“Sleep that puts each day to rest. Sleep that relieves the weary laborer and heals hurt minds. Sleep, the main course in life's feast, and the most nourishing.”-William Shakespeare

 

The beloved author of A Midsummer Night’s Dream surely knew a thing or two about sleep. He had it right that a good night’s sleep is the medicine that heals our hearts and bodies. It nurtures our natural beauty. It even takes up about ⅓ of our blessed lives!

At the same time, it can also be most elusive for the anxious mind. Counting sheep isn’t always enough to attain and maintain good sleep.

In the Part II of our “Routines + Rituals” series, we’re sharing our inspiration for treating sleep prep as a sacred ceremony.

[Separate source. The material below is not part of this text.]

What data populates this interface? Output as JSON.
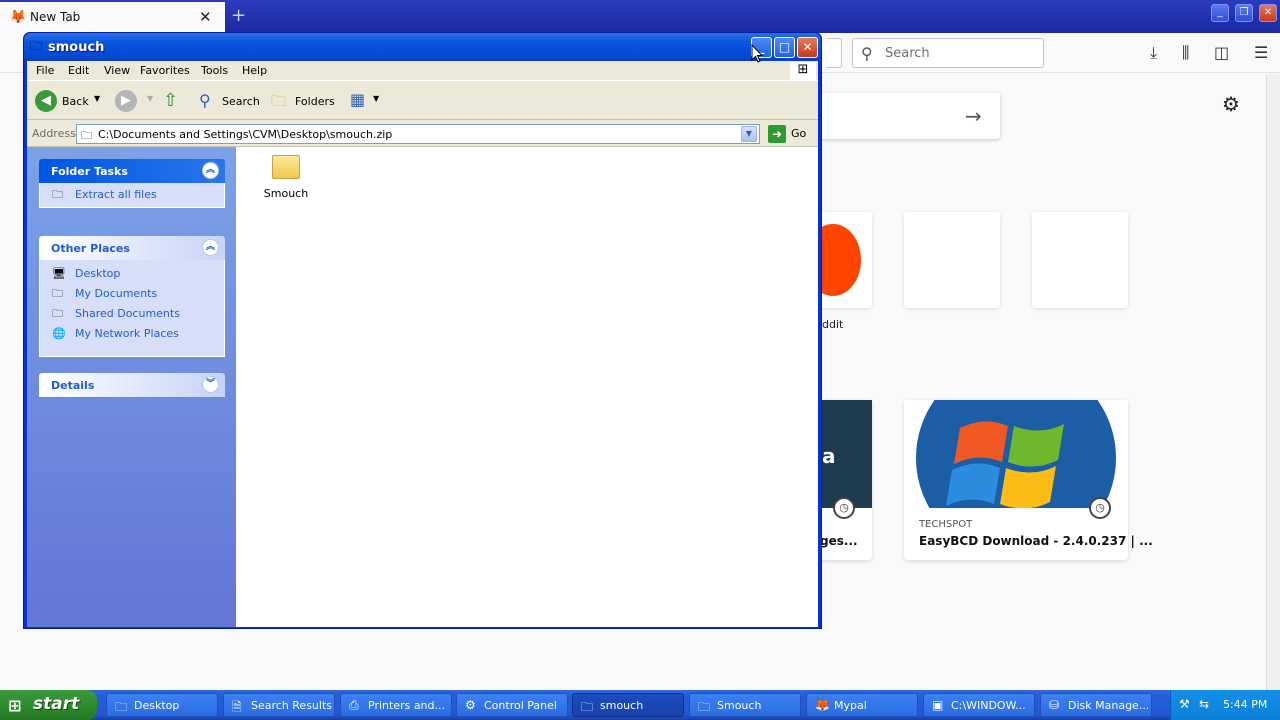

These rituals – the art of living that turns the ordinary into the extraordinary – are grounding practices that calm the mind-body-spirit. While Your Magic Morning is designed to gently build up your fire, we’ve crafted Your Essential Evening to smoothly bring that fire back down to Earth.

From the circadian rhythm and herbal care to Yoga and meditation, we’ve got you covered in the covers for a good night’s sleep!

 

Circadian Rhythm

We can think of the circadian rhythm as the magical internal cuckoo clock. She starts chirping when it’s time to wake up and closes the doors when it’s time to sleep.

Just like real birdies, she naturally arises with the Sun and goes to sleep when it sets. But, modern schedules don’t really allow us to go to bed at sunset as humans once naturally did.

Most traditional forms of bodily knowledge understand this. An Ayurvedic vaidya (physician) would advise us to curl up 9:00-10:00pm, within the Kapha evening hours associated with the Earth.

Chinese Medicine teachings also suggest winding down by 9:00pm, as this begins the Triple Heater (endocrine system) hours when the body’s vital hormones are replenished for the next day.

For optimal sleep, we propose starting to wind down your clock by 9:00pm and returning to your cuckoo’s nest by 10:00-11:00pm.

To begin your magical evening wind-down begin by turning your phone off. Electronics have a significant impact on our eyesight, spleen function, and circadian cycle! We recommend hitting the “off” button 1 hour before hitting the hay.

 

Herbal Care

Absorb Them

These are our favorite nighttime herbs. You can find them as capsules at most nature shops or drink them as loose-leaf teas.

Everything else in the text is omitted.